3 O D ESENVOLVIMENTO U RBANÍSTICO D E S ELINONTE : R EPERTÓRIO D OCUMENTAL E A NÁLISE D AS E STRUTURAS E E SPECIALIZAÇÃO D OS E SPAÇOS

3.2. A Organização espacial de Selinonte

3.2.1. O território

Selinonte, a cidade grega mais ocidental da Sicília, foi estabelecida na costa meridional da ilha, a partir da segunda metade do século VII a.C. em um processo de fundação tido por especialistas como tendo sido realizado em duas etapas – o que explica as duas datas diferentes apontadas por                                                                                                                

Tucídides (VI, 4, 2) e Diodoro (XIII, 59, 4). As datas são confirmadas pelos dados arqueológicos, como veremos adiante.

Fig. 2 - Fotografia aérea de Selinonte (Mertens, 2006: 84)

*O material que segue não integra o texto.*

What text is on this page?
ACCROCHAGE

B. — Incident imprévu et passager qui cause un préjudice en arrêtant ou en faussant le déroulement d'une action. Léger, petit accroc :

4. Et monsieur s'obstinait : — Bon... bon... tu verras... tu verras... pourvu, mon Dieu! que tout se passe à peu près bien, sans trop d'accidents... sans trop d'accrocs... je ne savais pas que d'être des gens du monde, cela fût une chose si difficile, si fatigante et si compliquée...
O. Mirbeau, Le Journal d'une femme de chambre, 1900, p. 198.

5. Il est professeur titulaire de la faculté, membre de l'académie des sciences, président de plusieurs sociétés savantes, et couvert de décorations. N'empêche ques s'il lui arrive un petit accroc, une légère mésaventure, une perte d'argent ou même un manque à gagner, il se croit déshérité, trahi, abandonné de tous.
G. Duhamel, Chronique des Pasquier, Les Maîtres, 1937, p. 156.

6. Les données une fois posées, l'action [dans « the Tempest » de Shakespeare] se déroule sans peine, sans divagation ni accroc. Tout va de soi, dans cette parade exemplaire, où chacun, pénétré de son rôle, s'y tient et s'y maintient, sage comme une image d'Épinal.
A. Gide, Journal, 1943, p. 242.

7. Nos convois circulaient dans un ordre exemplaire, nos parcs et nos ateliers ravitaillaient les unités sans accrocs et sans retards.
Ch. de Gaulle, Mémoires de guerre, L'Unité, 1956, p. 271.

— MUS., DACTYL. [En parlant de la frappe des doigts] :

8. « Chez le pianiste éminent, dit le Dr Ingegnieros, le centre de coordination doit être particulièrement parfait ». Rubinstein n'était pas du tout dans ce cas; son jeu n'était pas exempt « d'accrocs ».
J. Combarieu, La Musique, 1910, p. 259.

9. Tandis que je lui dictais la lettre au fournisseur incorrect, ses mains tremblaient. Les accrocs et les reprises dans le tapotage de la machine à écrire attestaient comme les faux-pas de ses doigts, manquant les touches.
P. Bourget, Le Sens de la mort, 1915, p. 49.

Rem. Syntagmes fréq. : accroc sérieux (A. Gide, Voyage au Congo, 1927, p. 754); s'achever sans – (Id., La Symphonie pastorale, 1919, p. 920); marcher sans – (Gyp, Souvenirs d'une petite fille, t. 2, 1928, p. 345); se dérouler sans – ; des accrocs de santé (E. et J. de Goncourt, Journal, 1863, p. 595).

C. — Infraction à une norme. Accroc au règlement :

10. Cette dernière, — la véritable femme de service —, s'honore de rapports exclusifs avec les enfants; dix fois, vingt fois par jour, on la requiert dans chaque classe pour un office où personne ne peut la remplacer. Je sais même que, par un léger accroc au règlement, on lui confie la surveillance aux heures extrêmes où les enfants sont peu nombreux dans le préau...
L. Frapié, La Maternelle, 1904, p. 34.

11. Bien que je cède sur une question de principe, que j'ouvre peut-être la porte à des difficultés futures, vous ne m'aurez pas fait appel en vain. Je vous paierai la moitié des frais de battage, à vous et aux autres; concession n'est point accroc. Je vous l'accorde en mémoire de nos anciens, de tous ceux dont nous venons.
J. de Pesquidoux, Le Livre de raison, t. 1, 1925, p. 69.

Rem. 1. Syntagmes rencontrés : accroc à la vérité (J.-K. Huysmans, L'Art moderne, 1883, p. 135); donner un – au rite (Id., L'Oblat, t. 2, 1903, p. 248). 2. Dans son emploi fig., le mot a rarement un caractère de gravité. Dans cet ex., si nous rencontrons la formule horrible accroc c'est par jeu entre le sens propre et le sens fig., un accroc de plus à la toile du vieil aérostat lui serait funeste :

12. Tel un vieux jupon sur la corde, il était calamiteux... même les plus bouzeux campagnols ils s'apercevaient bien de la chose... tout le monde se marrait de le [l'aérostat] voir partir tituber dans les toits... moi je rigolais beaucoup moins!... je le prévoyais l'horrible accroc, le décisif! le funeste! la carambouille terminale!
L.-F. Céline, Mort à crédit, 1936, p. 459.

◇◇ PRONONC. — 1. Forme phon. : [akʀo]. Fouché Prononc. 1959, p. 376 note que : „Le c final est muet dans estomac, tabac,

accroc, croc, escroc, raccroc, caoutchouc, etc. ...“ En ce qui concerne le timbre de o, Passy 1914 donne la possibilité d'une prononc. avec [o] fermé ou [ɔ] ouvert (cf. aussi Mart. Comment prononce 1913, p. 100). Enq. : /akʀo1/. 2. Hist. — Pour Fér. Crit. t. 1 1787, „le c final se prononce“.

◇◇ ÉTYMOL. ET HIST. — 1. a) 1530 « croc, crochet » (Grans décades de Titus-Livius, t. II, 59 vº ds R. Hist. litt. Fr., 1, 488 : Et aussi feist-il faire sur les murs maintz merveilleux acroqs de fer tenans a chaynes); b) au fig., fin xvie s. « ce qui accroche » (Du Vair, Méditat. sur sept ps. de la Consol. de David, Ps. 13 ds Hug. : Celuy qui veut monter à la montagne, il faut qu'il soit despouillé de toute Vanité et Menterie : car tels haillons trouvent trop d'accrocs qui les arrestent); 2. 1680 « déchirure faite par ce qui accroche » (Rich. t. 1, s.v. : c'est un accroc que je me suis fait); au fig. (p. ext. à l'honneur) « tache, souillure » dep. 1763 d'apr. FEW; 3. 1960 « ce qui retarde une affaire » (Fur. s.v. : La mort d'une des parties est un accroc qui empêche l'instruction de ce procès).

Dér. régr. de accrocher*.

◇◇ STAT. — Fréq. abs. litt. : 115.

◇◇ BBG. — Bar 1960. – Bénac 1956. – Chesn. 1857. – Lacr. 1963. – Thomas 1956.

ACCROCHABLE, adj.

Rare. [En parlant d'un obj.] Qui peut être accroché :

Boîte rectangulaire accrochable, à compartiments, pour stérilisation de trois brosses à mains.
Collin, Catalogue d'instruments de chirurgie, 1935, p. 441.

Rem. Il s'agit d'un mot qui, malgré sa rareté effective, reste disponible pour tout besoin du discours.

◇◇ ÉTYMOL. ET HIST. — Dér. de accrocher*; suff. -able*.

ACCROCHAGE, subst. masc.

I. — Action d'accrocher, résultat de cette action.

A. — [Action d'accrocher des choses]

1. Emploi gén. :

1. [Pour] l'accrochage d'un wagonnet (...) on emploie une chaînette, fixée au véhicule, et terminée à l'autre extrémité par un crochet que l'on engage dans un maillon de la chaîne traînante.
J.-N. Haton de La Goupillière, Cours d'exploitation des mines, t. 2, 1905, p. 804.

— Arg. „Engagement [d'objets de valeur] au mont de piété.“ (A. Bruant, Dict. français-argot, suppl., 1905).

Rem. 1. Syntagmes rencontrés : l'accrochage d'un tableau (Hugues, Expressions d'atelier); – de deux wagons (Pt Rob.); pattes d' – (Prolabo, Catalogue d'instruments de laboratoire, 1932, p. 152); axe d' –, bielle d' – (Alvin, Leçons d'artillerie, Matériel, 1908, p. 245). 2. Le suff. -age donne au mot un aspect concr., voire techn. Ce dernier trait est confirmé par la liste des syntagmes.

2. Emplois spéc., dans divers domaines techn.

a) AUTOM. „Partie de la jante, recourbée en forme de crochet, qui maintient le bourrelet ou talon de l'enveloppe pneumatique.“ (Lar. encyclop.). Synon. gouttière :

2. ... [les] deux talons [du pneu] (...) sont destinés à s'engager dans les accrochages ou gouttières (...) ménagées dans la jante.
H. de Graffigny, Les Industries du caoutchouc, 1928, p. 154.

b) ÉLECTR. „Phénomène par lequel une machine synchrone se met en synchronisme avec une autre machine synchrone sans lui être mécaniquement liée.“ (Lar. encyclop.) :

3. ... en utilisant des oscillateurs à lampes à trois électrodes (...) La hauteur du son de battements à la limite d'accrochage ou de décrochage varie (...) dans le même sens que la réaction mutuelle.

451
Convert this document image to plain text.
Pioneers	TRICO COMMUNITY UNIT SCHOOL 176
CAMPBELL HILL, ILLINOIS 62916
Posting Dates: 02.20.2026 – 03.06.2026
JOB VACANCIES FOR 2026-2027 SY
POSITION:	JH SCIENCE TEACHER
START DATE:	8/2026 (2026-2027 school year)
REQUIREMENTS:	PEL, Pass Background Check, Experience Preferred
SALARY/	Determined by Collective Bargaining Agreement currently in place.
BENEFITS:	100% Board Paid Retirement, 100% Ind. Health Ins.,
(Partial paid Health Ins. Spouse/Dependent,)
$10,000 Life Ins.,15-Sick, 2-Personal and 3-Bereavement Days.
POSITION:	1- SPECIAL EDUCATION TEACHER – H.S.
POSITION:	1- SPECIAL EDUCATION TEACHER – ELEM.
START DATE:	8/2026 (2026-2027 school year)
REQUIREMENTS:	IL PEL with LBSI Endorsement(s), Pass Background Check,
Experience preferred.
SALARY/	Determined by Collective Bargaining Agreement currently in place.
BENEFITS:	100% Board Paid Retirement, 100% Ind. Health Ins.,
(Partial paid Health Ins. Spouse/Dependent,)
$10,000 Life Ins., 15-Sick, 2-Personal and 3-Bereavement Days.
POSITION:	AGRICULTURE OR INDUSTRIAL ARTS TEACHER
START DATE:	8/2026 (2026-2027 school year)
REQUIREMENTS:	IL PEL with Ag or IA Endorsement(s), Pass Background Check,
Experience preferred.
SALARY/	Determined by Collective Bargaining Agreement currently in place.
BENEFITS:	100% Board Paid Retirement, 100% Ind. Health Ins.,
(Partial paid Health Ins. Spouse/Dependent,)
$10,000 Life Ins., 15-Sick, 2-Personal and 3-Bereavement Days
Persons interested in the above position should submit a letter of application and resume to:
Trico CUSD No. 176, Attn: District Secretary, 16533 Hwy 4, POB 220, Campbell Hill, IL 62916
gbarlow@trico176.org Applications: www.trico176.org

O assentamento foi instalado sobre um terreno colinar de tipo calcário, formado por dois setores, ocupados, a princípio, por fatores determinados pelo próprio relevo: o primeiro uma elevação perpendicular a costa, íngreme

25 metros acima do mar, o promontório da acrópole e o segundo setor, a noroeste deste, a atual colina de Manuzza, unida à acrópole por uma faixa estreita (Gabba; Vallet, 1980: 638-639; Mertens, 2005: 31; Veronese, 2006: 497-498). Dos dois lados estava cercada por vales por onde passavam, a oeste, o rio Selinus (atual Modione) e a leste o rio Cotone. Esta área se prolonga em duas colinas que se estendem imediatamente a oeste, a colina de Gaggera e a leste, a colina oriental (atual Marinella). A natureza geológica do solo atesta que o relevo sofreu profundas modificações e que o mar penetrava profundamente a costa hoje conhecida, sobretudo a oeste onde era localizado o porto principal (Gabba; Vallet, 1980: 639; Mertens 2010: 98).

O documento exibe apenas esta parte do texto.